The stock market has been extremely volatile this year. The Dow Jones Industrial Average (DJI) immediately sold off at the market opening on Monday. It dropped over 1,000 points from 34,265 to 33,166 at 12:30 PM. Over the following four hours, the markets recovered all the losses and finished 100 points higher. That’s a three percent swing! Tuesday, the market sold off 700 points before recovering most of the loss to close down just 45 points. Investors appear to be more concerned about the post COVID landscape without stimulus money, rising interest rates, and inflation. As of 8:20 AM today, the market is heading higher as the DJI is up ~300 points. The Federal Reserve speaks at 2:30 PM (ET) and will have more insight into inflation and interest rates. I believe they have already telegraphed what they will do so the market should hold onto the gains. If they catch the market off guard and decide to increase interest rates or decrease quantitative easing quicker, we’ll see all the gains disappear.
Furthermore, we must contend with the possibility that Russia will invade Ukraine. The US economy is largely insulated from the Russian economy; however, the European Union desperately needs Russian natural gas to heat their homes and produce electricity.

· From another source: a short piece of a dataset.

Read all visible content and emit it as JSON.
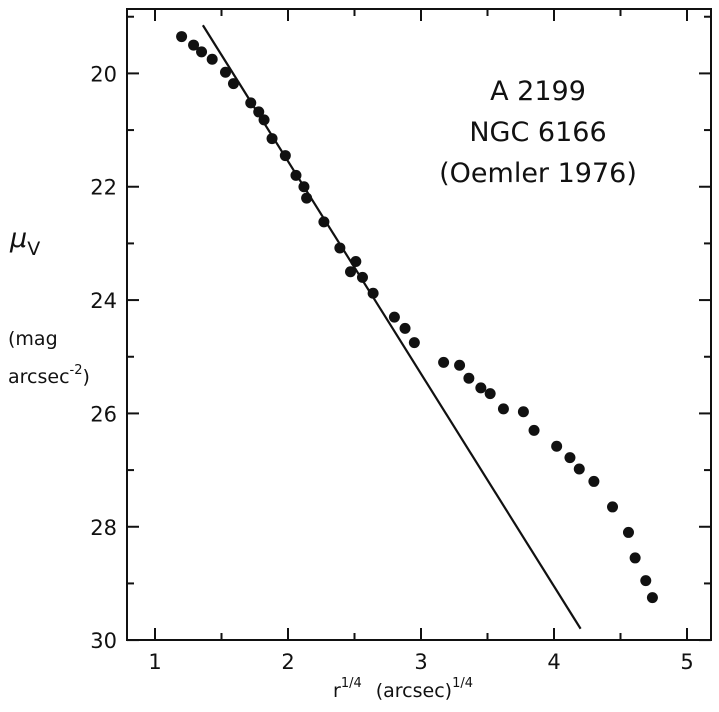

Germany, for example, is shutting down its last three nuclear power plants this year, all of its coal plants, by 2038. Instead, it will rely on solar, wind, and natural gas to produce electricity. Typically, Germany builds its natural gas supplies in the summer months. However, last year the wind didn’t blow, and the sun didn’t shine, so they could not build up their gas supplies. To make things worse, Russia also withheld gas supplies to Germany. So it’s not surprising that Germany isn’t holding Russia accountable for its actions.
You know it’s bad when the Barclay’s Aggregate Bond ETF (AGG) was the top performer and the S&P 500 ETF (SPY) was down 5.75%. Investors were selling their stocks and running to “safe” bonds.